Besides forging linkages among activities in Geneva and the regional offices of WHO, ETH will work with other international and regional bodies on bioethics topics, in particular through interagency activities within the United Nations system and through its facilitation of the Global Summit of National Bioethics Commissions. ETH has already established a substantial web page (http://www.who.int/ethics/en/) to foster communication and information dissemination, especially through the Global Bioethics Calendar. It also provides education for WHO staff on the ethical aspects of their work, organises lectures, and provides an opportunity for junior and senior visiting fellows to join the unit temporarily. Staff at Headquarters whose programmatic responsibilities intersect with topics in bioethics meet monthly as the Ethics Council. This group addresses the full range of bioethics topics identified as relevant to the Organization’s work; particular issues requiring greater inter-cluster attention or formal decisions are then addressed by ad hoc working groups. ETH hopes to develop working relationships with ethics centres around the world, as needed to carry out its responsibilities.
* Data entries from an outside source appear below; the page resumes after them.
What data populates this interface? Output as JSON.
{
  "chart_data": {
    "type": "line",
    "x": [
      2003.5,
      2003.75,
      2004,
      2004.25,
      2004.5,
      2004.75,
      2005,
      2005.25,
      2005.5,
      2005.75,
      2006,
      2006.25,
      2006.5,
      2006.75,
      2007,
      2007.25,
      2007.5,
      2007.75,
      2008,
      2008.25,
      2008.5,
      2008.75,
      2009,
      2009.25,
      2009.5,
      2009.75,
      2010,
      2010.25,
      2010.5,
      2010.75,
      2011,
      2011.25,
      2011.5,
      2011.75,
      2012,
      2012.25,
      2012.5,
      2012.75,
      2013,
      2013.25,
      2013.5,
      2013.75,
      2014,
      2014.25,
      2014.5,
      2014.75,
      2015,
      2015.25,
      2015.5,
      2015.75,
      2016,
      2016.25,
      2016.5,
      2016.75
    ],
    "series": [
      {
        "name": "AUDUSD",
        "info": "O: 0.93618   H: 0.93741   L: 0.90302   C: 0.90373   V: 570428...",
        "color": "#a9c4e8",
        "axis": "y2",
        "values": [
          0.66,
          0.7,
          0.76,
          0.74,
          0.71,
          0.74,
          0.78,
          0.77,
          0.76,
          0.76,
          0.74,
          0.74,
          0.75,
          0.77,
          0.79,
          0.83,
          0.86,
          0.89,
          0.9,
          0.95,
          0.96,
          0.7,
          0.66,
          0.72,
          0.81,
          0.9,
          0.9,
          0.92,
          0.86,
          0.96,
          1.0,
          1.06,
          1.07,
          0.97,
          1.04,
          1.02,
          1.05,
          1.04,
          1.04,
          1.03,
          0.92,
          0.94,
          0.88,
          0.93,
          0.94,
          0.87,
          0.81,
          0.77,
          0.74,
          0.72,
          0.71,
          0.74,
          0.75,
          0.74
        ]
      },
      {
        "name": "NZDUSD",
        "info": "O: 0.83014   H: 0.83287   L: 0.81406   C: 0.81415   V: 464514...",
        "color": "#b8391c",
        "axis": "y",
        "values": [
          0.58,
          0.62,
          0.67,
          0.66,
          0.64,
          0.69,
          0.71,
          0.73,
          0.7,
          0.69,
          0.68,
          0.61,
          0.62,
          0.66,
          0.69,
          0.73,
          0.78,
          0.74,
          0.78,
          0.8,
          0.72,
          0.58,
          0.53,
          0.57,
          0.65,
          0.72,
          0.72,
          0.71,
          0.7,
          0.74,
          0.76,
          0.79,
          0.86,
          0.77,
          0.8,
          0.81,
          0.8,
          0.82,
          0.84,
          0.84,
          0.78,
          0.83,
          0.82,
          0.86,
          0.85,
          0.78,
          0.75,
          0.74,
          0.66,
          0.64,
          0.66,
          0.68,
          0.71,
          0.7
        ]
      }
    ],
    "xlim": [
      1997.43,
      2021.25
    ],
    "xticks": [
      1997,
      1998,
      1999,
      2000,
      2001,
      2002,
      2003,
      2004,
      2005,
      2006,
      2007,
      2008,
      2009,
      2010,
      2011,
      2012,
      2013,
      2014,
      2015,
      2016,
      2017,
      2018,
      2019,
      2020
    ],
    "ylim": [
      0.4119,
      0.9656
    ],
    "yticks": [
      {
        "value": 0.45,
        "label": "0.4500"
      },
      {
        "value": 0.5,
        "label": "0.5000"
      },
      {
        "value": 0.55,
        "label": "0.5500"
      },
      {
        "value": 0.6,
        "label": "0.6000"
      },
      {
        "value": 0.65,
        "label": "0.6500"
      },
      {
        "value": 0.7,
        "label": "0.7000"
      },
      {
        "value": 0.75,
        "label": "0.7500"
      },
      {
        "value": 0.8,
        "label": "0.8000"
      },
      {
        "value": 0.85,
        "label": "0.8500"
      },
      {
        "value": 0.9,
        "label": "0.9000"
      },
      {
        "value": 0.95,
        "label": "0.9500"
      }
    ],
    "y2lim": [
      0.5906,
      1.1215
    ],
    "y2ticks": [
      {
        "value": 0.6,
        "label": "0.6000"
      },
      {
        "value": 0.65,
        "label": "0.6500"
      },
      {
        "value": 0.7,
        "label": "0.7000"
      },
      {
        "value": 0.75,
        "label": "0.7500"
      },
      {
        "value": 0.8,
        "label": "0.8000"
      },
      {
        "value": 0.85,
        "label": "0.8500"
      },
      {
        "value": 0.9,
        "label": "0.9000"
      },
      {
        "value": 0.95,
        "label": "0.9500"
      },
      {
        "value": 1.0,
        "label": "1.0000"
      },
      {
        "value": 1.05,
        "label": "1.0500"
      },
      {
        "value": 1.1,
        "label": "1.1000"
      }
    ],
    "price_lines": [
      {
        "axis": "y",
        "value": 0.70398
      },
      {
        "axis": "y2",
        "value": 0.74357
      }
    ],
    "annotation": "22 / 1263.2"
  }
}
Eventually, this should lead to the formation of a network of WHO collaborating centres in bioethics (units within academic or research institutions which cooperate with specified technical programmes according to mutually agreed terms of reference).
While still a new part of WHO, ETH has begun many challenging projects. It welcomes input on these—or other, related bioethics topics—from healthcare providers and policymakers, experts in academia, government and the private sector, and students of healthcare ethics generally.